Salt
is one of the most valuable ingredients of human nutrition and it is in great
sufficiency everywhere on Earth, either as a mineral or dissolved in seawater
at a percentage of about 2-3% by weight.
Salt is a cheap product and only few are the ones entering the process of producing it from seawater, avoiding salt packages for which they are not sure of their composition this way. On the other hand, once we want to produce our homemade sea salt, the quantity of seawater we collect is related to the quantity of sea salt we want to gather, and indicatively we can say that out of 100 kg of seawater, we will eventually get about 2.5 kg of sea salt.

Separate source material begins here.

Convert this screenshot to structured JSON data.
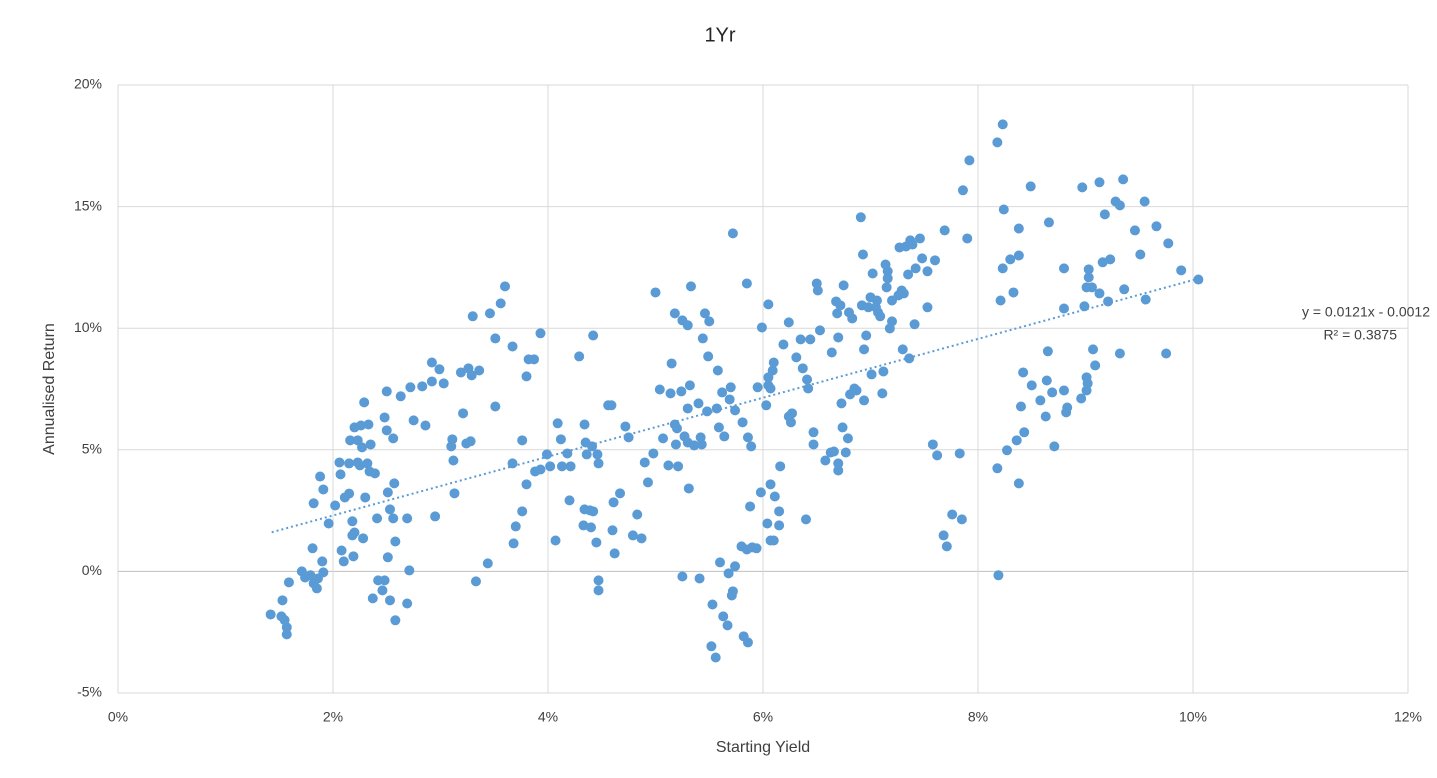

Once we have collected the
seawater in containers, we transfer it to new containers by filtrating it with a tulle. This procedure isolates the foreign bodies that float in seawater as well as removes many other bodies
that are not visible with the naked eye. After we have filtrated the whole quantity of seawater, we leave it in the new containers for 2 days in order to
let other unwanted bodies that did not isolated by the tulle to settle on the
bottom of the containers.
On the third day we carry
out a new transfusion of seawater into
new containers again, and according to this procedure we leave a small quantity
of seawater in the initial containers
that will be thrown away, which contains potentially undesirable substances
that have settled on the bottom of the containers. At the end of this final
procedure there is only seawater left in the new containers, that must evaporate
and leave pure sea salt in the pot after its evaporation, and the quickest way
to do this is the boiling method.
Our sea salt is stored by
placing it in glass jars that are airtight, because salt is hygroscopic and has
the ability to bind the humidity of the
atmosphere. This phenomenon can petrify our sea salt and force us every time we
want to use it to hit it in the mortar. When sea salt petrifies becomes hard
and this is something we probably want to avoid.